Leopold Wolf's sons
The wine store Leopold Wolf's Sons , based in Unterberg-Eisenstadt , a cadastral municipality of Eisenstadt in the federal state of Burgenland in Austria , was an internationally active trading company in the 19th and 20th centuries.
history
In Eisenstadt, Benjamin Wolf Austerlitz, who died around 1718, can be traced for the first time, who probably came to Eisenstadt as a Viennese exile before 1690 via Nikolsburg and was one of the founders of the re-established Jewish community .
His great-grandson Joachim took over the original first name Wolf to his family name for the first time . In 1790 he was the founder of the Wolf wine shop, which became known in the late 19th and 20th centuries as Leopold Wolf's Söhne wine wholesaler .
At the end of the 18th and beginning of the 19th century, the company bought wines from the area and exported them to Vienna and the surrounding area, soon to Bohemia , Moravia , Austrian and Prussian Silesia , as well as to Russian Poland and southern Germany.
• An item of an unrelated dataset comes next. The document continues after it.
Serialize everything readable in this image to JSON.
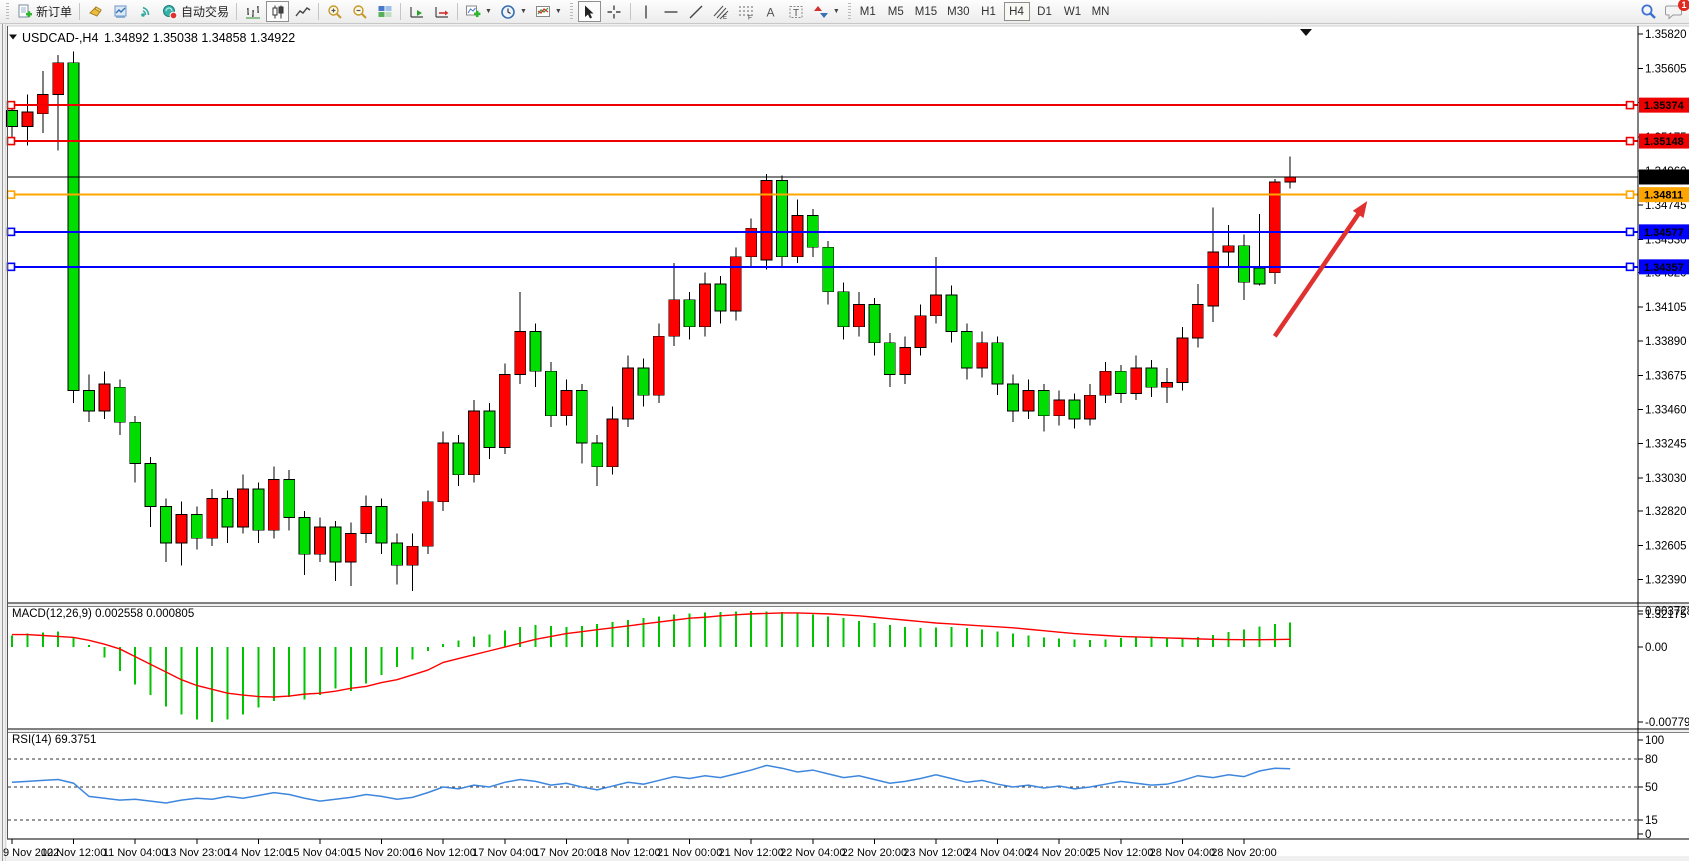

In the 1850s, Adolf and Ignaz Wolf (born August 30, 1841 in Eisenstadt; died January 18, 1906 there) joined the company as partners at the side of their father Leopold Wolf. After his death in 1866, the two brothers became owners of the company.
When phylloxera destroyed the vines of France around 1880, the Wolf company exported large quantities of wine to France. In 1885 the company acquired the Wiener Weinhandlung Bauer. In 1890 the company set up a branch in Fiume that imported Dalmatian and Italian wines. After the ban on the sugaring of wines in Hungary , the company relocated its sweet wine production to Ebenfurth in 1908 . From 1901 the company owners were Ernst Wolf, Leopold Wolf and Alexander (Sándor) Wolf. Sándor Wolf was the founder of the Wolf Museum and owner of four of the five buildings that have housed the Burgenland State Museum since 1939 .
Aryanization
In March 1938, Sándor Wolf was arrested by the Gestapo in the course of the annexation of Austria to the German Reich and forced to give up his property and his collection. Wolf fled with his sister Frieda Löwy via Fiume and Trieste to Palestine , where he bought a country estate in Haifa .
Wertheimerhaus
The Wertheimerhaus was acquired by the Wolf family in 1875, who set up the headquarters of the Leopold Wolf's Söhne wine shop in it, in addition to apartments for family members and servants . The Wertheimerhaus was owned by the Wolf family for 75 years.